LONDON (Reuters) – More than 40 pro-low tax lawmakers from Britain’s ruling Conservative Party have accused official forecasters of making errors that influenced policymaking and called on the government to ensure they were not “holding back the country’s recovery”.
In the latest attack on the watchdog, the Conservatives urged finance minister Jeremy Hunt to fix what they called the Office for Budget Responsibility’s (OBR) “systemic issues” before the March 6 budget, possibly his last before an election this year.
The low-tax campaign group, the Conservative Way Forward, said that since the OBR was created in 2010 – a period which included the COVID-19 shock to the economy – the combined total of errors in its growth forecasts was over 500 billion pounds ($636 billion).
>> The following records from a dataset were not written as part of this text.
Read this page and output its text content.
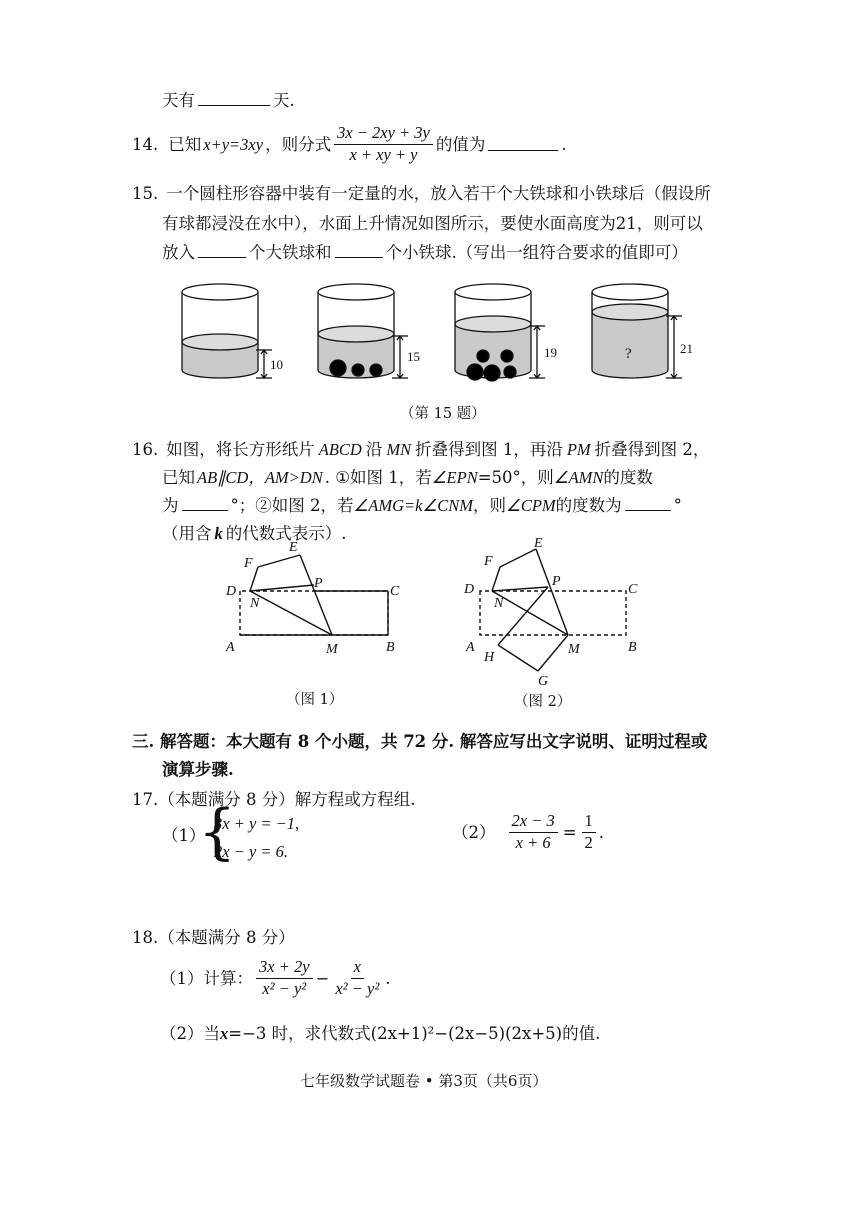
天有	天.
14. 已知 x+y=3xy ，则分式 $\frac{3x - 2xy + 3y}{x + xy + y}$ 的值为	.
15. 一个圆柱形容器中装有一定量的水，放入若干个大铁球和小铁球后（假设所
有球都浸没在水中），水面上升情况如图所示，要使水面高度为21，则可以
放入	个大铁球和	个小铁球.（写出一组符合要求的值即可）
10
15	19	?	21
（第 15 题）
16. 如图，将长方形纸片 ABCD 沿 MN 折叠得到图 1，再沿 PM 折叠得到图 2，
已知 AB∥CD，AM>DN . ①如图 1，若∠EPN=50°，则∠AMN的度数
为	°；②如图 2，若∠AMG=k∠CNM，则∠CPM的度数为	°
（用含 k 的代数式表示）.
E
F
P
D
N
C
A	M	B
（图 1）
E
F
P
D
N
C
A
H
M	B
G
（图 2）
三. 解答题：本大题有 8 个小题，共 72 分. 解答应写出文字说明、证明过程或
演算步骤.
17.（本题满分 8 分）解方程或方程组.
（1）
{
3x + y = −1,
2x − y = 6.
$(2) \frac{2x - 3}{x + 6} = \frac{1}{2}$ .
18.（本题满分 8 分）
（1）计算： $\frac{3x + 2y}{\text{x² − y²}} - \frac{x}{\text{x² − y²}}$ .
（2）当x=−3 时，求代数式(2x+1)²−(2x−5)(2x+5)的值.
七年级数学试题卷 • 第3页（共6页）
Those for government borrowing, they said, “have been wide of reality by over 600 billion pounds in total”.
“The centrality of the OBR to economic decision-making makes it vital that its systemic issues are resolved as a matter of urgency,” the lawmakers, including former interior ministers Priti Patel and Suella Braverman, said in a letter to Hunt.
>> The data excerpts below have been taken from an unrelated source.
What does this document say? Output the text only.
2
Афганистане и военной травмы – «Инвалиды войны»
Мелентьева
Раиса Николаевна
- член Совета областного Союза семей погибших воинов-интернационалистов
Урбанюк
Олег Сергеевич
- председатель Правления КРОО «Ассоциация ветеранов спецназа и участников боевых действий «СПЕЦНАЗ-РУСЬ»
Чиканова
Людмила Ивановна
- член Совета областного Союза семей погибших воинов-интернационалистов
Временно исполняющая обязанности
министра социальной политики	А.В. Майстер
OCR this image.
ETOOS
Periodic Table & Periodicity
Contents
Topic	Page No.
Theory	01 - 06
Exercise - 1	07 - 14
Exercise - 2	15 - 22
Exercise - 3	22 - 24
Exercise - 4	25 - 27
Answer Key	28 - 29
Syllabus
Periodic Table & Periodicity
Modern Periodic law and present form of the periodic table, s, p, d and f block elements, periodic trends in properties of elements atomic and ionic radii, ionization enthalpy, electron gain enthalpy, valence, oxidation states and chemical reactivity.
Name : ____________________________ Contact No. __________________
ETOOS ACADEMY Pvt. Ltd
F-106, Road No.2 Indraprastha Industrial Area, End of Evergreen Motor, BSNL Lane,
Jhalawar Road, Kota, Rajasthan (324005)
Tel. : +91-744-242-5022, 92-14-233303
The OBR did not immediately respond to a request for comment. The independent OBR provides the economic forecasts that underpin the government’s budgets and assesses the costs of its tax and spending decisions.
Some Conservative lawmakers have long criticised the watchdog, saying its forecasts have hamstrung the government in what it can do to spur growth, such as cut taxes, a measure many Conservatives want before the next election.
In November, the OBR said Hunt had only 13 billion pounds of “fiscal headroom” – space to cut taxes or raise spending while still meeting his rules to cut debt – less than half the average that finance ministers have had since 2010.
In August, the OBR said its own assessment of its forecasting track record showed the difference between its projections for economic growth and borrowing were small and the gaps had been similar to those of other forecasters.
Rupert Harrison, who was the chief adviser to former finance minister George Osborne, said the OBR’s transparency was preferable to the “secrecy and opacity that came before” when forecasts were made by the government.
“Blaming the OBR is just trying to escape from the constraints of reality, as we saw so catastrophically in autumn 2022,” Harrison said on X, referring to the “mini-budget” crisis when tax cut proposals by former Prime Minister Liz Truss – that were not costed by the OBR – triggered a bond market rout.